Nos países que a gente tem acompanhado e onde o aborto foi descriminalizado, há uma responsabilização maior do Estado. Há uma proposta de tentar garantir ao máximo que essas mulheres sejam bem acompanhadas, principalmente, no período pós aborto. E o pós aborto é muito importante para gente proteger essa pessoa de alguma forma, com a oferta de métodos que possam devolver a ela aquele ambiente em que ela vive e que esteja inserida, protegida. Que ela possa aderir aos programas de proteção social em relação à violência, ou que ela possa aderir a programas de planejamento reprodutivo, porque vai haver uma reorganização sem o peso que é a criminalização. Esse peso sai das costas dos profissionais. Esse peso sai das costas das mulheres que podem ter a segurança de que serão bem atendidas para, precocemente, acessarem os serviços para o seu tratamento adequado.
A América Latina e Caribe é a região com maior taxa de abortos, apesar de ser uma das regiões com leis mais punitivas. Isso nos permite afirmar que descriminalizar o aborto abre o caminho para que as mulheres sejam mais acolhidas pelo sistema de saúde? Quais possibilidades se abrem para a saúde da mulher, com programas de prevenção da gravidez indesejada e do planejamento familiar, a partir de novas políticas públicas?

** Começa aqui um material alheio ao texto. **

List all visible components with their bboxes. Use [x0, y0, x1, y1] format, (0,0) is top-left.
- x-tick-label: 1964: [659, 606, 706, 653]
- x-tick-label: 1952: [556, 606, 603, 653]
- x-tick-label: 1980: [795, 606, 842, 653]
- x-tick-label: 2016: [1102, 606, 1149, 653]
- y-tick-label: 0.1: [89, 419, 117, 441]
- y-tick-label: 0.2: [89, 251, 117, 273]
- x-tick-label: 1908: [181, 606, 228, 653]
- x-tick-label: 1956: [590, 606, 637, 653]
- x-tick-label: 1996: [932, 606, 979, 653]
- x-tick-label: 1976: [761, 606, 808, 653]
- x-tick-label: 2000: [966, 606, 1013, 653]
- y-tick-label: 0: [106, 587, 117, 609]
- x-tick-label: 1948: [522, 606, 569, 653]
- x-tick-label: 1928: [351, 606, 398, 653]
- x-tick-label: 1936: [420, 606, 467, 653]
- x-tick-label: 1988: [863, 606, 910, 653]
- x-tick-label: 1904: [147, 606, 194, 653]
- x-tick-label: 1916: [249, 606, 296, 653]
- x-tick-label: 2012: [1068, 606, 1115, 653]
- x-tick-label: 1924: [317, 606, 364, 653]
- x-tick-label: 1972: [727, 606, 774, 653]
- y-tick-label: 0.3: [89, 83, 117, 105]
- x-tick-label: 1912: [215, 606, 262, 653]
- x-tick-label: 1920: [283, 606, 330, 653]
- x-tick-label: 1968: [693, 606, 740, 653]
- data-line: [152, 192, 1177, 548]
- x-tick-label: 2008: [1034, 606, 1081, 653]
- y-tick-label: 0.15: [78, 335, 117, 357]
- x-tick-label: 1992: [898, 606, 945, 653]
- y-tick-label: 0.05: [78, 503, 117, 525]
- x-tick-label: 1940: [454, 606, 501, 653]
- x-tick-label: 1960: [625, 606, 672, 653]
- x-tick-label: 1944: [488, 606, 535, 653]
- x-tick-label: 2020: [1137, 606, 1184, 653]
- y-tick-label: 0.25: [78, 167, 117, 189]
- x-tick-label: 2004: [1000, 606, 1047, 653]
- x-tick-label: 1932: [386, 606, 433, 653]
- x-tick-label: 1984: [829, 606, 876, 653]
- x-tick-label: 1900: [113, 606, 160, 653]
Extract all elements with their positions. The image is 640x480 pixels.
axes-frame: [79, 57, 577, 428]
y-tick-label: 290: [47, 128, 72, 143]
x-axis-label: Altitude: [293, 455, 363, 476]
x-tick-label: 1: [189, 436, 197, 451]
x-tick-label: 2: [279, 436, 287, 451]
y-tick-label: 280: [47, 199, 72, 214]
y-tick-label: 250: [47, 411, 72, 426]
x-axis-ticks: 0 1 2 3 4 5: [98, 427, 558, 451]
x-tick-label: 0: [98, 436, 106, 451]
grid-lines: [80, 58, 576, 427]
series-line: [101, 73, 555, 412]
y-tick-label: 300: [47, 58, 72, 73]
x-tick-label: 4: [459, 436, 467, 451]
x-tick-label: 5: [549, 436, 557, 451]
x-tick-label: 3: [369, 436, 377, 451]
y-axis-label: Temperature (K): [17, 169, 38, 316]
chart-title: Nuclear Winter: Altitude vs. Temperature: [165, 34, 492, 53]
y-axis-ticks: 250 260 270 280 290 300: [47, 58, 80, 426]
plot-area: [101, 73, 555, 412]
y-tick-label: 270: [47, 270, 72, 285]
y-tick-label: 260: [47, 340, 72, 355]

O impacto da criminalização é tão grande que, à medida que essa criminalização deixa de existir, nós vamos ter uma progressiva melhora no sistema de informação sobre aborto no Brasil. Nós sabemos que a saúde pública, a saúde como um todo e as políticas públicas são construídas e executadas a partir de um planejamento. A gestão federal, a gestão estadual e a gestão municipal realizam esses planejamentos de ações e de suas políticas. Esse planejamento, por sua vez, é baseado em informações do sistema de saúde. Portanto, um dos impactos mais importantes na saúde pública e na política pública é sobre o sistema de informação.
Se nós tivermos um sistema de informação desbloqueado desse estigma, de que o aborto é crime, de que aborto está errado e de que a mulher que aborta deve ser punida. Se as políticas públicas se desenham, se planejam a partir da premissa de que o aborto não vai ser criminalizado, de que o aborto pode ser precocemente atendido e que a decisão da mulher deve ser acolhida e que as pessoas entendam que o aborto tem que ser, em primeiro lugar, uma decisão da mulher, tem que ser voluntário e tem que ser a partir da decisão da mulher, então, o aborto vai ter esse impacto na saúde integral das pessoas. A repercussão da descriminalização vai melhorar a saúde das pessoas que já estão nos serviços, a saúde financeira [do SUS] e vai melhorar também o relacionamento entre as equipes de saúde e as usuárias e usuários desse sistema. O Brasil deve isso às mulheres, e nós temos a maior esperança de que o STF, que é garantidor do cumprimento da Constituição cidadã, entenda o papel do Estado Brasileiro em defender a saúde e a vida das mulheres, descriminalizando o aborto até a 12ª semana de gravidez.
* Esse conteúdo foi produzido com o apoio do Edital Futuro do Cuidado.